Weekly SA Mirror

KELLY KHUMALO: MIGHT IT BE THE MURDER SHE WROTE?

WHO DUNNIT?  Startling evidence at the Senzo Meyiwa murder trial keeps nation glued on their TV sets as they follow court proceedings

By Ali Mphaki

Presiding is Judge Tshifhiwa Maumela.

Resplendent in his tomato red robes and perched on his leather-upholstered seat, he is decorum personified. But make no mistake, he will never allow the “tail to wag the dog” in his courtroom.

ASSAULT: Defence lawyer Advocate Malesela Teffo showed no mercy to the Queens language

Prima facie, watching Maumela scribble his notes and making those calculated remarks, he comes out like the wise Biblical Solomon.

Spotting his pitch-black Afro-hairdo and with a goatie sprinkled with grey/white hair, were he to find himself in an (un)compromised scene, chances are the learned judge would easily be perjured for a bishop of a popular KZN-based church outfit, the strong Shembe.

Conclusively, the judge leaves a lingering impression of a Samson, of one decreed never to have his hair shorn, or one whose strength comes from their hair.

Reports say the hairdo is an act of protest, after an incident during the 1976 Soweto Uprisings when the apartheid police tortured a young activist Maumela pulling his long hair etc.

Following his torture, he took a vow never to be Delilah’d.

It has been two weeks since Maumela had been presiding over the proceedings in the murder trial of Orlando Pirates goalkeeper and Bafana Bafana captain Senzo Meyiwa.

The evidence has been quite hair-raising.
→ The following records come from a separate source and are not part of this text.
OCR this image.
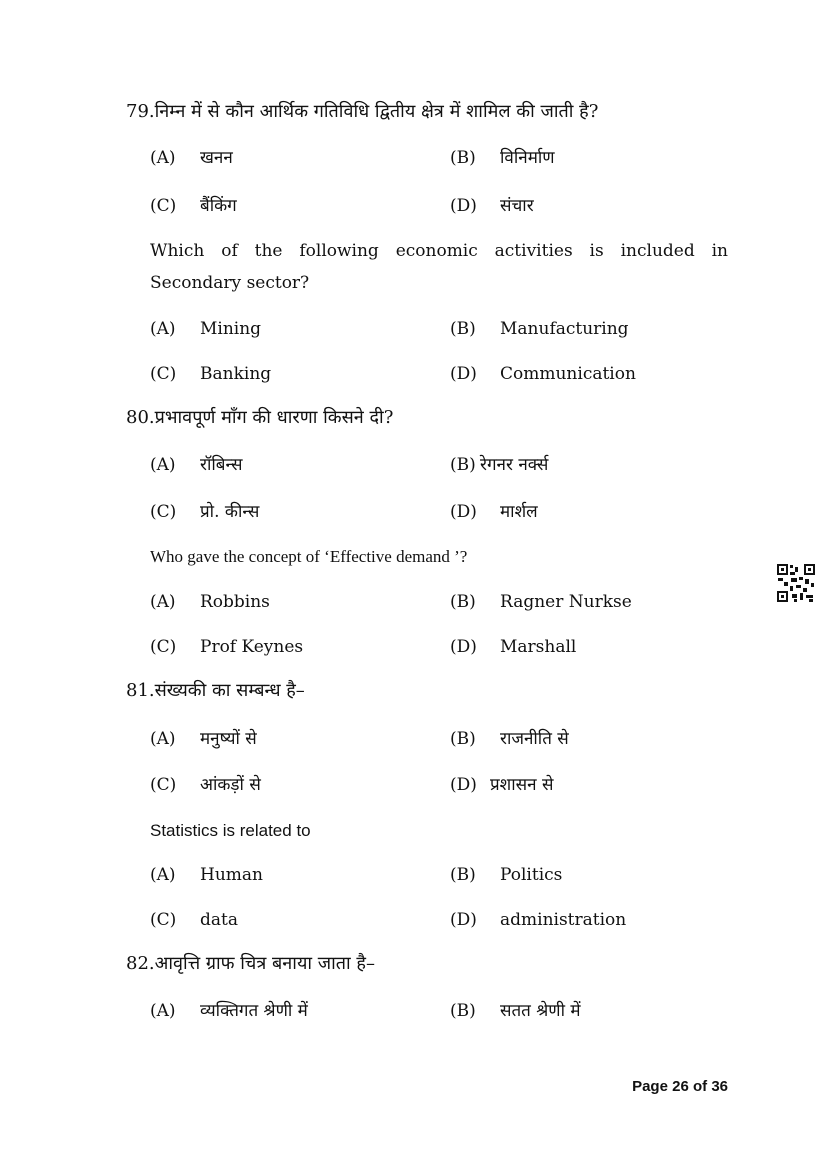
79.निम्न में से कौन आर्थिक गतिविधि द्वितीय क्षेत्र में शामिल की जाती है?
(A) खनन	(B) विनिर्माण
(C) बैंकिंग	(D) संचार
Which of the following economic activities is included in Secondary sector?
(A) Mining	(B) Manufacturing
(C) Banking	(D) Communication
80.प्रभावपूर्ण माँग की धारणा किसने दी?
(A) रॉबिन्स	(B) रेगनर नर्क्स
(C) प्रो. कीन्स	(D) मार्शल
Who gave the concept of ‘Effective demand ’?
(A) Robbins	(B) Ragner Nurkse
(C) Prof Keynes	(D) Marshall
81.संख्यकी का सम्बन्ध है–
(A) मनुष्यों से	(B) राजनीति से
(C) आंकड़ों से	(D) प्रशासन से
Statistics is related to
(A) Human	(B) Politics
(C) data	(D) administration
82.आवृत्ति ग्राफ चित्र बनाया जाता है–
(A) व्यक्तिगत श्रेणी में	(B) सतत श्रेणी में
Page 26 of 36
Nothing it seems, could had prepared Maumela, a judge since 2012, for what superficially looks like a straightforward, but very complex case of the death of Meyiwa.

Apart from ensuring the smooth running of court proceedings, Maumela finds himself forced to give pro deo English lessons, as exemplified in one of his several exchanges with defence lawyer Advocate Teffo.

CALCULATED: Judge Tshifhiwe Maumela a drawback to the 70s era when the Afro hair was in vogue
ROSE AMONG THONS: Advocate Sibongile Mshololo is the only female lawyer who represents accused number five.

Judge: I don’t think you understand what the word preliminary means. It is something that happens before another. This case has already started.

Adv.Teffo: I don’t mean preliminary as in preliminary.

Judge: Im saying you may not understand the meaning of the word. But if you insist on using that word carry on.

Adv. Teffo: Yah its just a English. My Lord.

In a country with 12 official languages, the irony of proceedings carried out in English when the judge, defence /State lawyers and the accused are all black, is glaring.

Inevitably something had to give, and enter the Sesotho interpreter, this when first witness Sergeant Thabo Mosia somersaulted from his earlier decision of giving his evidence in English, having done so for eight days.

Mosia, a B.Tech in Forensics Unisa graduate, had reached his English tipping point and the only way was back to his mother tongue.

The use of the Sesotho interpreter, while giving Mosia some time to think his answers carefully, has unwittingly added  some colour to the male dominated proceedings.

 Notwithstanding her bantuism, the title criminalistics-forensic-expert was a bit of a tongue twister for the sweet-voiced lass.

As an emphatic confirmation that law is not a strictly male domain, defence lawyer Advocate Sibongile Mshololo, representing accused number five Fisokuhle Ntuli, is no shrinking violet.

Her probing questions, like the fresh braids of her hair, has the knack to entangle a witness into a knot.

Coming eight years after the fact, the murder case of Meyiwa sees five men appearing at the North Gauteng High court, charged with his murder.

They are Muzikawukhulelwa S’Tembu Sibiya, Bongani Sandiso Ntanzi, Mthobisi Prince Mncube, Mthokoziseni Ziphozonke Maphisa, and Fisokuhle Ntuli.  They have all pleaded not guilty.

Proceedings got to a sticky start with the introduction of a “surprise” second docket on Wednesday, an act which enraged Mshololo who expressed her shock at the manner in which the State was conducting the case and how her client was subsequently prejudiced.

Unlike the first docket, the second document mentions seven other people who were in the house when the alleged murder happened, with the suspects identified including singer Kelly Khumalo, her mother Gladness, her sister Zandi, Meyiwa’s two friends, Tumelo Madlala and Mthokozisi Thwala, Zandi’s boyfriend Longwe Thwala and Maggie Phiri.

Mshololo, who was busy with her cross-examination of Mosia, asked for some few days to study the second docket. There was no option but to postpone the case until Monday, another delay as far as the Meyiwa family and the accused are concerned, but a well-deserved short break for judge Maumela to enjoy his favourite drink – H2O, pure water – far from the glare of TV cameras.